Trece mil millones de euros nos ha costado a los contribuyentes españoles tapar los agujeros de Catalunya Bank. Moderada calderilla para un país donde el estatismo militante ya generalizó el adagio de que "el dinero público no es de nadie". Y no siéndolo, claro, cómo no caer en la tentación de enterrarlo y dilapidarlo en cualesquiera alocados proyectos del gusto de nuestros iluminados próceres.
Acaso por ello parte de nuestros políticos –desde Podemos hasta una parte del PSOE– hayan optado por auspiciar una nueva vuelta de tuerca en el dispendioso panorama financiero patrio reivindicando el retorno de la banca pública. Sí, de la banca pública: un modelo de entidad financiera aparentemente ignoto en nuestro país.
A la postre, ¿cuáles son los rasgos esencialmente característicos de un banco público? Primero, que esté controlado por el Estado. Segundo, que su gestión no se oriente a maximizar beneficios, sino a proporcionar crédito en condiciones laxas a personas que lo necesiten. Tercero, que se socialicen pérdidas y ganancias. ¿Se les ocurre alguna modalidad de entidad financiera cuya existencia se haya basado en tales principios? En efecto: las multiquebradas cajas de ahorros.
Las cajas de ahorros eran fundaciones privadas de interés social cuya asamblea general estaba normalmente copada por representantes de las corporaciones municipales y de las administraciones autonómicas donde se hallaban ubicadas. De ahí que fueran los propios gobiernos autonómicos y municipales los que determinaran la composición de sus consejos de administración, habitualmente repletos de apparatchiki de las distintas formaciones políticas. El control de las cajas de ahorros por parte del Estado era, pues, máximo: las cajas se convirtieron en los brazos financieros de los mandatarios regionales de turno.
De hecho, la gestión de las cajas no se orientaba a maximizar ningún privativo beneficio de unos inexistentes accionistas: las cajas de ahorro españolas se caracterizaron por situarse a la vanguardia de la concesión del crédito hipotecario y promotor durante el boom del ladrillo en condiciones abiertamente laxas y antieconómicas. Lo importante no era ganar dinero, sino maximizar el crédito otorgado a familias, empresas y administraciones públicas. Al cabo, los beneficios obtenidos a resultas de tan imprudente actividad eran, por un lado, destinados a reforzar las reservas de la entidad y, por otro, reinvertidos abnegadamente en la comunidad a través de la obra social.

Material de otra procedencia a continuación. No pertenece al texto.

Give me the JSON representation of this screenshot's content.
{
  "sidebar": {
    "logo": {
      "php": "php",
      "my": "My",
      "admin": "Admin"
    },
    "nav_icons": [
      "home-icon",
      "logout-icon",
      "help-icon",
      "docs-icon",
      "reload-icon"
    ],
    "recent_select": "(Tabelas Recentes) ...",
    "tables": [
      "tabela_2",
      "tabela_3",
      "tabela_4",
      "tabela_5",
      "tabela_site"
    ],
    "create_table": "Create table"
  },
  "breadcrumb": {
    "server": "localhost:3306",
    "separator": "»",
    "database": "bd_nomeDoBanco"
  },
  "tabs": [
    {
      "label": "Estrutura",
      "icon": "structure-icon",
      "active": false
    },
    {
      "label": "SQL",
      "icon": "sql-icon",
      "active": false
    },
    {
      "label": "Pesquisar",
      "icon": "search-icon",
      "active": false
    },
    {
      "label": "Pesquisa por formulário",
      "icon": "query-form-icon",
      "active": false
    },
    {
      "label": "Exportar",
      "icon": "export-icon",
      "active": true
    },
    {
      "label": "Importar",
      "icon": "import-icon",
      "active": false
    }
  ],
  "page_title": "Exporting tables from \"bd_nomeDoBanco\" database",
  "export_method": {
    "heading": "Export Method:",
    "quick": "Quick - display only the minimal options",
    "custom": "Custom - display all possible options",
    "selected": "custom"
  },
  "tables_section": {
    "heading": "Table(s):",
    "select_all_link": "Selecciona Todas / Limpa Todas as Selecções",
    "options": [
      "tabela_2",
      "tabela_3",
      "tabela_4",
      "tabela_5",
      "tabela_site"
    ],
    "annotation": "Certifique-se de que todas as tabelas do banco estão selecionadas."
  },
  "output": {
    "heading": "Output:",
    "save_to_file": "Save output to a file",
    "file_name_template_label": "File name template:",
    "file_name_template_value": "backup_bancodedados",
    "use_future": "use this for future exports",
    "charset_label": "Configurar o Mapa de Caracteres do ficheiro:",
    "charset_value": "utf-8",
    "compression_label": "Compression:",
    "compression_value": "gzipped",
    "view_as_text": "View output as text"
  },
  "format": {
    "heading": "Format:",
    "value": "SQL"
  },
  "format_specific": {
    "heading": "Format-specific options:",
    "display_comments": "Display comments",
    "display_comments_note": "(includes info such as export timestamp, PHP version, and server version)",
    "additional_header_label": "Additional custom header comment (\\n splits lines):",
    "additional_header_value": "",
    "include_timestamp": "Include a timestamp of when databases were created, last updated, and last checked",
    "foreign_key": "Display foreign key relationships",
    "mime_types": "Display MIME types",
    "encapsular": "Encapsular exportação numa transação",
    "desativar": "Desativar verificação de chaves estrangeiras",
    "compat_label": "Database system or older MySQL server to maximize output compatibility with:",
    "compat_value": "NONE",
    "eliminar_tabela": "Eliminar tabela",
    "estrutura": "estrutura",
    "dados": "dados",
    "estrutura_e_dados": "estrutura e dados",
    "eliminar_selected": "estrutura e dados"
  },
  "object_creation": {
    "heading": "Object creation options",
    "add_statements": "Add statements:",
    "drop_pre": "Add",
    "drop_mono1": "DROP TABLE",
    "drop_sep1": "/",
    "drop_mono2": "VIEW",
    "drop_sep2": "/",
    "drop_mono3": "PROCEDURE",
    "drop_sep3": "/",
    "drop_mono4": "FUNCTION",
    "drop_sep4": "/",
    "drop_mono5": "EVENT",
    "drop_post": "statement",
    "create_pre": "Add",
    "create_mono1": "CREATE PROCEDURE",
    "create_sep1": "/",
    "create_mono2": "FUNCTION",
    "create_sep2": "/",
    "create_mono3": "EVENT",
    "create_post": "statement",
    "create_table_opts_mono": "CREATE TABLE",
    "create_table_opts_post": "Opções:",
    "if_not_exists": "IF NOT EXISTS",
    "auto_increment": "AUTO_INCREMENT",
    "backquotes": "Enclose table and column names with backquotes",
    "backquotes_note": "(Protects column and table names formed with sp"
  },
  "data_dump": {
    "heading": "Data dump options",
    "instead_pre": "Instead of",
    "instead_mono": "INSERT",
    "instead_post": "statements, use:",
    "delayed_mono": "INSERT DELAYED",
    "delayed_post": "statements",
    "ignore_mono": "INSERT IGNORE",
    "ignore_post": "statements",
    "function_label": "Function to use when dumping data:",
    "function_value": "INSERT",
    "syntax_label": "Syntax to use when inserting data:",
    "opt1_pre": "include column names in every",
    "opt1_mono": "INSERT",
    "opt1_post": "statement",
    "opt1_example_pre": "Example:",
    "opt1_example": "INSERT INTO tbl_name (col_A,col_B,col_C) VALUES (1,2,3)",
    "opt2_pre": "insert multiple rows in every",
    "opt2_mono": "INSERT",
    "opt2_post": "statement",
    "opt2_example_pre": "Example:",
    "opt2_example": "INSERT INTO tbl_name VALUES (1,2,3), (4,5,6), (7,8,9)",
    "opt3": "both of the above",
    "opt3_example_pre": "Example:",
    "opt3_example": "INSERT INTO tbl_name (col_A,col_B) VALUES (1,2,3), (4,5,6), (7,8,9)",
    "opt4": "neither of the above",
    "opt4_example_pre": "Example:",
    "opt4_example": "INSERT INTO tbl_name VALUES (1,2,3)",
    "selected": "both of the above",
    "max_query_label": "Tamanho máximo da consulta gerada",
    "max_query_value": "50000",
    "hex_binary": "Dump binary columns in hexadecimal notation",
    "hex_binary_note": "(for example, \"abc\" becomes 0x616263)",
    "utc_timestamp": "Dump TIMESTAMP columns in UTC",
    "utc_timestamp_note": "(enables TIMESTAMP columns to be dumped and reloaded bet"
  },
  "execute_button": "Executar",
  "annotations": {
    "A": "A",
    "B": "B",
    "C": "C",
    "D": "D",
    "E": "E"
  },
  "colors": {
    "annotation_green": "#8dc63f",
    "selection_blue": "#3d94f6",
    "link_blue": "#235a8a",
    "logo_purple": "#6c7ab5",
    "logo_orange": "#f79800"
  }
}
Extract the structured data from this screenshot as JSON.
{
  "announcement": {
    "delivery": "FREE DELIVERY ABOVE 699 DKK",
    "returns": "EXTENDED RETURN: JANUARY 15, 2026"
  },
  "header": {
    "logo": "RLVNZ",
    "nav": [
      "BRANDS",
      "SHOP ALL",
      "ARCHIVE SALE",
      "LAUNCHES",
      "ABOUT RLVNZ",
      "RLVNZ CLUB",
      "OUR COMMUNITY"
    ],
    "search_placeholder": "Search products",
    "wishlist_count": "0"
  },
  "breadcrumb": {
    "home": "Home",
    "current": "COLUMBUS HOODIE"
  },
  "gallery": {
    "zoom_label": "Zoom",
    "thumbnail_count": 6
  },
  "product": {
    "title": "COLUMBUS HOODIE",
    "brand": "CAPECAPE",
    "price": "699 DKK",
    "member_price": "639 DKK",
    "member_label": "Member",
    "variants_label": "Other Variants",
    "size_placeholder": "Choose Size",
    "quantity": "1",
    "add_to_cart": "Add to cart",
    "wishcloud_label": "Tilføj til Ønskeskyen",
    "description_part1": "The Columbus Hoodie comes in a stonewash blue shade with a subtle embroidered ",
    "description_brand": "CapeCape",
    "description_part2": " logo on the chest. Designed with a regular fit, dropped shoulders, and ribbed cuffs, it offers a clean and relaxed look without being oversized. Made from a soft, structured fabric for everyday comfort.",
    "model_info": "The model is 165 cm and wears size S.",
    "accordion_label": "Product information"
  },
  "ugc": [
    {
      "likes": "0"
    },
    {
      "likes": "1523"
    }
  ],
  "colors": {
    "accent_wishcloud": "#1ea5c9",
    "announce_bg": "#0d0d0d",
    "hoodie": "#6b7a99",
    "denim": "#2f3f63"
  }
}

No había, por consiguiente, beneficios que fueran privatizados: las ganancias o bien se quedaban en la propia caja o bien regresaban a la sociedad. Pero, evidentemente, la banca pública no consiste solamente en socializar beneficios, también en socializar pérdidas; y eso fue lo que terminó sucediendo con los milmillonarios quebrantos de nuestras cajas: que fueron cargadas a las espaldas de todos los contribuyentes.
Así las cosas, cuesta distinguir las cajas de ahorros de la banca pública: ambas están controladas por el Estado, ambas mantienen unos estándares laxos de concesión de crédito y ambas se asientan sobre el principio patrimonial de socializar pérdidas y ganancias. Acaso se alegue que las cajas de ahorros fueron víctimas de una corrupción político-empresarial generalizada que las llevó a convertirse en un instrumento para el latrocinio de la casta que las dirigía y de quienes pastoreaban a su alrededor. Pero justamente ese es uno de los riesgos ciertos a los que se expone todo órgano estatal (tal como vienen denunciando desde antaño los economistas liberales de la Escuela de la Elección Pública): el riesgo de que el órgano estatal sea capturado por los burócratas que lo dirigen y por los lobísticos buscadores de rentas que intentan instrumentarlo a su favor; y el riesgo de que, al ser capturado por ellos, se convierta en un mecanismo para transferir riqueza desde unos contribuyentes explotados hacia unos cuadros explotadores. En suma: que las cajas degeneraran en herramientas al servicio de las élites extractivas no desmiente su naturaleza de banca pública, sino que más bien la confirma.
No, el estrepitoso fracaso de la banca pública (de las cajas de ahorros) no debería llevarnos a reclamar más banca pública, sino la completa separación entre banca y Estado: lo que no sólo pasa por acabar con las entidades financieras controladas por nuestros políticos sino, sobre todo, por eliminar todos los múltiples y distorsionadores privilegios que el Estado otorga a los bancos, ya sean éstos públicos o privados.